Building a new structure has provided the design team with numerous opportunities to engage innovative solutions to design problems. In addressing the challenge of designing, coordinating, and commissioning the ever growing number of low-voltage and data systems within a hospital, Astorino is combining these systems and conceiving them as a single network. The results include reduction in redundant wiring, simplifying testing and verification, and allowing for future additions and redundancies to be more easily implemented. In conjunction with this system there will be a DALI (Digital Addressable Lighting Interface) lamp life monitoring system and a lighting control system with daylight harvesting to minimize wasteful energy use, and ensure that lamps in all fixtures are kept operating at their prime level.
Despite the dense urban site location, design elements ensure that both patients and staff have a connection to the natural world. Of particular note is the Healing Garden, which provides patients and their families with the opportunity to directly experience the natural world without leaving the safety of the hospital environment. This outdoor space is an extension of an adjoining four-story inpatient atrium, and ties all of the bedroom levels together, both physically and visually. For patients who are well enough to go outside, the garden provides lush, vegetated settings for activities and play, meditation and healing, and other positive distractions from the hospital setting.
Astorino is using its unique design process to ensure that insights uncovered during individual interviews with patients, parents and staff were translated into design elements that truly responded to the users’ needs. The process incorporates a groundbreaking research technique, never before used in architecture, to elicit the deepest thoughts and feelings of all user groups.
“By combining and translating the thoughts and feelings of patients and families, the workflow and insights of medical staff, and the cost control concerns of the administration, Astorino created a meaningful design that will truly meets the needs of the users,” says Dennis Astorino, CEO of Astorino.
Astorino’s design for the new Replacement Facility embodies the Hospital’s desire to provide a quality facility that will reinforce the strong reputation of Children’s Hospital of Pittsburgh. The end product will provide an environment designed to promote healing, and where the dedicated staff will have the requisite tools to deliver state-of-the-art medical care to patients and their families for generations to come.

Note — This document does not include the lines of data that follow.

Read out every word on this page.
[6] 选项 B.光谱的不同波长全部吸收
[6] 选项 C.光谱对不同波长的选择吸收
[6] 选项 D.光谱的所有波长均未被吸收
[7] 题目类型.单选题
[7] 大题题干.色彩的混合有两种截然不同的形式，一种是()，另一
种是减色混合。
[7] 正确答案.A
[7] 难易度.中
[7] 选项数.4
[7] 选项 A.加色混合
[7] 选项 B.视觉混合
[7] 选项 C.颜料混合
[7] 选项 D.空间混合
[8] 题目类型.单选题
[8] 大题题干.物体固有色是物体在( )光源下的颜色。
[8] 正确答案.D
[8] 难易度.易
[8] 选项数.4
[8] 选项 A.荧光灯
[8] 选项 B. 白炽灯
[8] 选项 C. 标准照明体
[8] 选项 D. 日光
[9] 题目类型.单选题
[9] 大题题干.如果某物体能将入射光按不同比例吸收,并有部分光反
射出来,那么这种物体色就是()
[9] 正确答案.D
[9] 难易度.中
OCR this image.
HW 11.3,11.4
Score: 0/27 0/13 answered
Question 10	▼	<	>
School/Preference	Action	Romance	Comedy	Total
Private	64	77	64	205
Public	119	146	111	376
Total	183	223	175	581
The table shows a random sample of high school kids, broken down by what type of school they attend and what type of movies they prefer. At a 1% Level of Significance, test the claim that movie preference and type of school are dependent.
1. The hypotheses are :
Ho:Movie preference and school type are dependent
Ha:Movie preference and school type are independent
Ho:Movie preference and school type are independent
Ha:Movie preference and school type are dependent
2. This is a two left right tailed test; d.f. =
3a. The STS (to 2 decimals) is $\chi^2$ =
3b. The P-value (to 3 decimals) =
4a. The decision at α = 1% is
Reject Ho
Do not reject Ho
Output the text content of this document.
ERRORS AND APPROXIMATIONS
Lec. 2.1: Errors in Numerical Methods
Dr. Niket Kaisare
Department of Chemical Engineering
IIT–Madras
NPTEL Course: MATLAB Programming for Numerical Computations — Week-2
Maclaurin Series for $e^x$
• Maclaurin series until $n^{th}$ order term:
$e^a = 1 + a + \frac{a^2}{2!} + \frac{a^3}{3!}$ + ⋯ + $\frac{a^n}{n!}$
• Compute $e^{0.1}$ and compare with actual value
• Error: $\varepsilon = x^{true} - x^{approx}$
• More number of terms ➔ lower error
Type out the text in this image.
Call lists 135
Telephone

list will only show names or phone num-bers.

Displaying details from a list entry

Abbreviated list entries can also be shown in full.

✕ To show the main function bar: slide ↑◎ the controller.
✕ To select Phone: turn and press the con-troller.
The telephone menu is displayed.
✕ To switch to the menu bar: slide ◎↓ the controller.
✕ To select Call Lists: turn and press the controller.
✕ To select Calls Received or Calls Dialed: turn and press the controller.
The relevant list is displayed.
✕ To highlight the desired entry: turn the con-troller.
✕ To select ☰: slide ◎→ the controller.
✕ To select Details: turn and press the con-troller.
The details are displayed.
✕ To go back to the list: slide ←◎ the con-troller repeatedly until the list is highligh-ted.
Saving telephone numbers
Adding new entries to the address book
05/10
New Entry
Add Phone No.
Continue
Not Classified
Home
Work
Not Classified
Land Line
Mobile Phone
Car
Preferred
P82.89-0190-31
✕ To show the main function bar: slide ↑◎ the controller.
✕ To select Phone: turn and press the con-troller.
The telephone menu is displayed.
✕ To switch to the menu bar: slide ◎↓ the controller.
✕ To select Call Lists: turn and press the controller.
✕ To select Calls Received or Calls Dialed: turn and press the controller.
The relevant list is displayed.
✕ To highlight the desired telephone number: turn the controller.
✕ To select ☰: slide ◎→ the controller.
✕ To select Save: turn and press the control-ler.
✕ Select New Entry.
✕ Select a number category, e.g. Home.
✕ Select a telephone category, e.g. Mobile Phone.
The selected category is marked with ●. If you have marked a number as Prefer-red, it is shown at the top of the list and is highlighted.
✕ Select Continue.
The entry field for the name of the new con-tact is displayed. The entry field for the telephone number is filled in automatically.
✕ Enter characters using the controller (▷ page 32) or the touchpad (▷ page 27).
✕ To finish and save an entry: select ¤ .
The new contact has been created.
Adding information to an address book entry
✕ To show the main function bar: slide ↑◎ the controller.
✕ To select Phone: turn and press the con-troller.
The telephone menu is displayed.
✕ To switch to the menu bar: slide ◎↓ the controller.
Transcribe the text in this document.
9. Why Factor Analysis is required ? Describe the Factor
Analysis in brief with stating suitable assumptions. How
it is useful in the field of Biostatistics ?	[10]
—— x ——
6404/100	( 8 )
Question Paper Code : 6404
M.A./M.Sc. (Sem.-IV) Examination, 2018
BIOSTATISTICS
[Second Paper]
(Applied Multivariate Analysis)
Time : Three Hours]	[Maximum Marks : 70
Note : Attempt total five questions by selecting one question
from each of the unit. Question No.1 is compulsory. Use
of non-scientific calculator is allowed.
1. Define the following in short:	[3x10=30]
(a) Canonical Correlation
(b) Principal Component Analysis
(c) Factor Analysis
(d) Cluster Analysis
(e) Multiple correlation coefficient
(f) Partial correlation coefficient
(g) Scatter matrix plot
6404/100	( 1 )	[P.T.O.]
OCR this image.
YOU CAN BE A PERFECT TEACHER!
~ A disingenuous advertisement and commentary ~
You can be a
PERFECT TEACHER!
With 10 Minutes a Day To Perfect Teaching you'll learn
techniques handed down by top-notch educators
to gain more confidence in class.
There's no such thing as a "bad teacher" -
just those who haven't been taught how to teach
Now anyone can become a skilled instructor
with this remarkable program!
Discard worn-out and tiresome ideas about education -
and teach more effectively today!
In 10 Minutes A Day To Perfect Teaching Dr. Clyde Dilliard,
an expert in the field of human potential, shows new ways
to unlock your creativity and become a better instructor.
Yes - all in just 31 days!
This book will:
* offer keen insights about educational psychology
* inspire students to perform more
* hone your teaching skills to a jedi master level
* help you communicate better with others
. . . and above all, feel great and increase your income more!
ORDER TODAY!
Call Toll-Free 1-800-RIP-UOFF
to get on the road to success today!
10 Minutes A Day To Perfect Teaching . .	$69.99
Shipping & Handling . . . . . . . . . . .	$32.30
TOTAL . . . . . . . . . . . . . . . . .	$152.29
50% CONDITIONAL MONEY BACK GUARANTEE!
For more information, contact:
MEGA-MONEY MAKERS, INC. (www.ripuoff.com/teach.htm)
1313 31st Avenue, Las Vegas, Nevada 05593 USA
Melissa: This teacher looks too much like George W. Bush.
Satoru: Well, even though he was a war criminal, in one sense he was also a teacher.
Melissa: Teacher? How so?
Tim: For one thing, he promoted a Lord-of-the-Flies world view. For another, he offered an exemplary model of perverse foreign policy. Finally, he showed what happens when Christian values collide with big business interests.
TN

children’s hospital of Pittsburgh, clinical services building
gross area: 1.4 million number of beds: 265 project cost: $555 million scheduled for completion: 2008
project team
architect, interior designer, commissioning, leed consultant, lighting design, landscape architecture and structural: astorino
medical equipment consultant: gene burton & assoc. (gb&a)
elevator, materials and waste management consultant: lerch, bates & associates, inc.
dining/kitchen: h-mak inc. (dining/servery), curran taylor inc. (kitchen)
site/civil: kag engineering
signage: thoughtform
Timothy L.Powers, AIA At $1 billion in completed projects, Timothy Powers, AIA, executive vice president of healthcare for Astorino, oversees the largest market segment in the firm. His broad experience includes projects for major healthcare providers, hospitals and other medical facilities across the country and around the world. An award-winning healthcare designer, Mr. Powers is responsible for project planning and management, design development, client relations, subconsultant coordination and construction administration. He is the principal-in-charge on the UPMC Children’s Hospital of Pittsburgh Lawrenceville Replacement Facility and the VA Pittsburgh Healthcare System CARES Consolidation projects.